Nor does Fintiv consider whether a patent owner is big or small.  Indeed, the major beneficiaries of Fintiv have been well-funded NPEs. Also, district court litigation costs about nine times as much as a PTAB trial.  Forcing validity disputes from the PTAB into district court does not “save resources.”

And Fintiv certainly does prevent tech companies (and many others) from seeking validity review at the PTAB.  That is the whole point of Fintiv—to “discretionarily deny” review at the Board.

If these are the arguments that are being made in favor of Fintiv these days, then the debate over this policy is over. The proponents have retreated into denial about what Fintiv actually does. 

What Fintiv does is block PTAB review for patents that are being asserted in court—particularly in the fast-moving districts that are favored by patent assertion entities.  It cuts off access to the USPTO’s technical expertise for the parties that most need it, and thereby makes it much easier to enforce an invalid patent. 

Don’t to take my word for it. Consider the example that Attorney General Mukasey himself cited. The VLSI v. Intel litigation was brought in the infamous Waco Division in Texas; it was based on patents that the USPTO has since determined are reasonably likely invalid; Fintiv was applied to block the very first challenges that were asserted against the patents; and VLSI is no “small patent owner”—it is the litigation arm of a multi-billion-dollar hedge fund. 

As for whether there was “widespread support” for Fintiv, demonstrating that its implementation was not “unilateral:” the public comments that Chief Judge Michel cites were sought and submitted nearly nine months after the policy was adopted. They have no bearing on how the policy was instituted. 

Fintiv was not the product of notice-and-comment rulemaking. It was imposed by the agency as a “precedential” decision, with no review even within other parts of the executive branch, and no notice to anybody. Sounds pretty unilateral to me.  

Moreover, the request for comments certainly drew a “widespread” response, but I wouldn’t call it supportive. The policy united diverse businesses in opposition. It was condemned in a combined letter from Cisco Systems, General Motors, and Verizon; Intel and Dell; the trade association for the auto industry; medical device makers; a group that represents retailers, restaurants, hotels, construction companies, and real-estate agents; and the entire financial services sector.

Here is what the latter had to say: “Fintiv and Valve violate basic principles of due process, encourage forum shopping, enable abusive litigation, and have damaged the integrity and credibility of the U.S. patent system.”

Oh, and the Senators who submitted comments?  One of them is now a cosponsor of a bill that would repeal Fintiv.  This recently introduced legislation would amend the Patent Act to provide that “the Director shall not in any respect consider an ongoing civil action or a proceeding before the International Trade Commission” when “deciding whether to institute an inter partes review proceeding.” 

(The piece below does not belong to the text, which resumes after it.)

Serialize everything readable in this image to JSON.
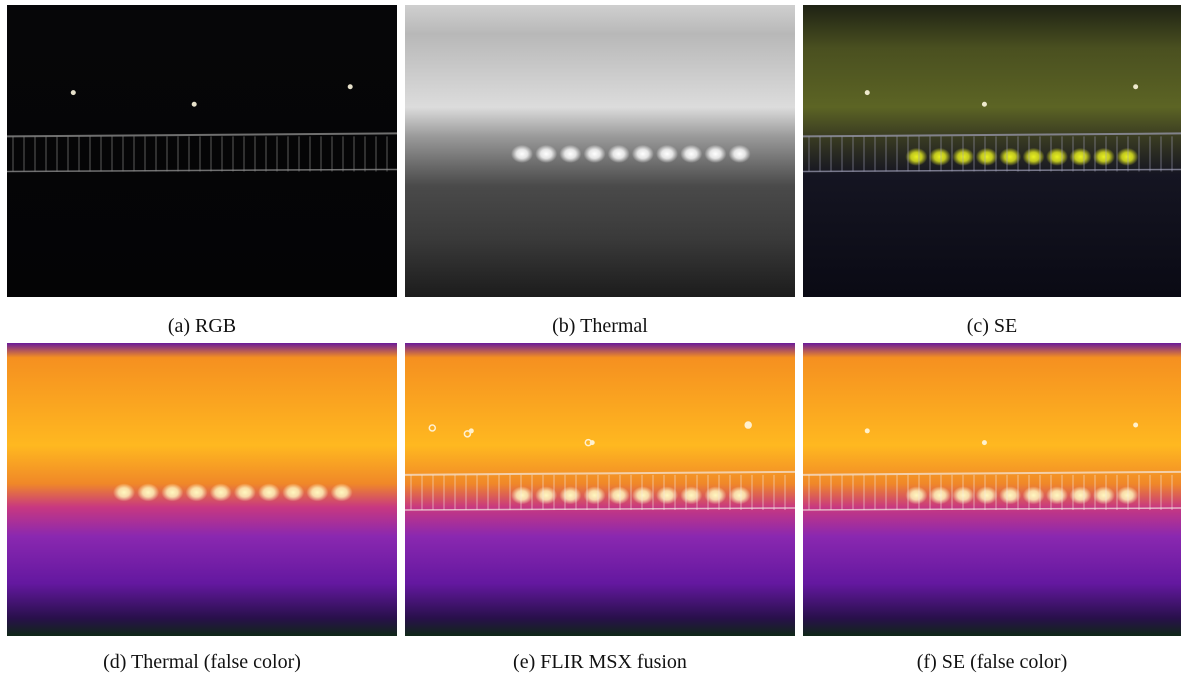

The USPTO also seems to have developed misgivings about the policy. Fintiv has largely fallen into desuetude—this year’s third quarter saw virtually no Fintiv denials at the PTAB

It remains to be seen what the USPTO ultimately will do with the policy, but so far Attorney General Mukasey appears to be getting the better of the debate about Fintiv.    

Joe Matal

Joe Matal is a former Acting Director and Acting Solicitor of the USPTO and a current partner at Haynes and Boone, where he specializes in PTAB trials and Federal Circuit appeals.